Dr. Weinberg replied that the anthropic principle was not
really a part of science, but rather "a guess about the
future shape of science."
"If we didn't have things in our universe that seem
peculiar, like the value of the cosmological constant, we
wouldn't worry about it," he said.
Dr. Weinberg compared the situation to a person who is
dealt a royal flush in a poker tournament. It may be
chance, he said, but there is another explanation: "Namely,
is the organizer of the tournament our friend?"
"But that leads to the argument about religion," he said to
much laughter.
In fact, Dr. Weinberg said, the anthropic principle was "a
nice nontheistic explanation of why things are as nice as
they are."
By then the audience was squirming to get in on the action.
Hands were waving as Dr. Gross called the session to an
end. "Clearly there is a diversity of opinion," he intoned.
"Some people find the small value of cosmological constant
so bizarre that only the anthropic principle will pick it out."
Nobody who adheres to the anthropic principle, he said,
would hold on if there were "an honest old-fashioned
calculation," that explained the cosmological constant.
Given the floor for the last word, Dr. Weinberg agreed that
it was too soon to give up hope for such a breakthrough.

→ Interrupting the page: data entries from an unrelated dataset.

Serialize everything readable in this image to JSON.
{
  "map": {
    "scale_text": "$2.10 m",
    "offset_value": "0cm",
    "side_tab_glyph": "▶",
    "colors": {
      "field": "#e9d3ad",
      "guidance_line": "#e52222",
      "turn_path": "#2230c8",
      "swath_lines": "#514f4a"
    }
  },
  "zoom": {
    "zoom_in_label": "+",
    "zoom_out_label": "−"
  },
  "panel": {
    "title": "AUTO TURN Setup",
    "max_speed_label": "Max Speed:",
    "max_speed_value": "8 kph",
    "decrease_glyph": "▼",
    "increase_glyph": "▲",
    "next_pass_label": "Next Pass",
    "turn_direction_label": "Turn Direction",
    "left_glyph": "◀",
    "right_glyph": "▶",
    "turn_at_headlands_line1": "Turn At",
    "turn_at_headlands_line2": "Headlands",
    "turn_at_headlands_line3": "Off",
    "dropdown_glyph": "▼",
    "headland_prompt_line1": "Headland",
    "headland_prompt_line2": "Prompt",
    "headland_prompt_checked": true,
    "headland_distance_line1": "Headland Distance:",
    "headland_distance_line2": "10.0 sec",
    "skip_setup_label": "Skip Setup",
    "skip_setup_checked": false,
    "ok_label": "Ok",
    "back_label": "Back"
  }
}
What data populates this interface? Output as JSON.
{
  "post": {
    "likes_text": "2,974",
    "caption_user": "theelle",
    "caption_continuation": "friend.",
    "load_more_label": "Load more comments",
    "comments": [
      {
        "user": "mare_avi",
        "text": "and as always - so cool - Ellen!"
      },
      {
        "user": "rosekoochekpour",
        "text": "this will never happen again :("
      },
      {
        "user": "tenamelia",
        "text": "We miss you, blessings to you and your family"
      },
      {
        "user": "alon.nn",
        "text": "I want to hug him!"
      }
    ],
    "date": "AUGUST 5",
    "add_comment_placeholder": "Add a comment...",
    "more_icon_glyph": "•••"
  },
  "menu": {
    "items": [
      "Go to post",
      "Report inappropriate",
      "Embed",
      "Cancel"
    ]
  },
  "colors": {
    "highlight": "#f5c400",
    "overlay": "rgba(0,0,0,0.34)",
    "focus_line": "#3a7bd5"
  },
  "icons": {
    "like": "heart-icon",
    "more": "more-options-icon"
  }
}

"I'm prepared to go on hoping that one will be found," he
said. "But after the passage of time one begins to
entertain other possibilities, and the anthropic
explanation is another possibility."
Applying that mode of reasoning, he said, could help make
the cosmological constant less peculiar,
"But we don't know if that's the help that we really
deserve to get," he concluded.
And it was time for lunch.
Dr. Gross reported later that younger physicists had thanked him for his stand.
Dr. Weinberg said the panel had generated more fuss than
the subject deserved.
"Those who favor taking the anthropic principle seriously
don't really like it," he said, "and those who argue
against it recognize that it may be unavoidable."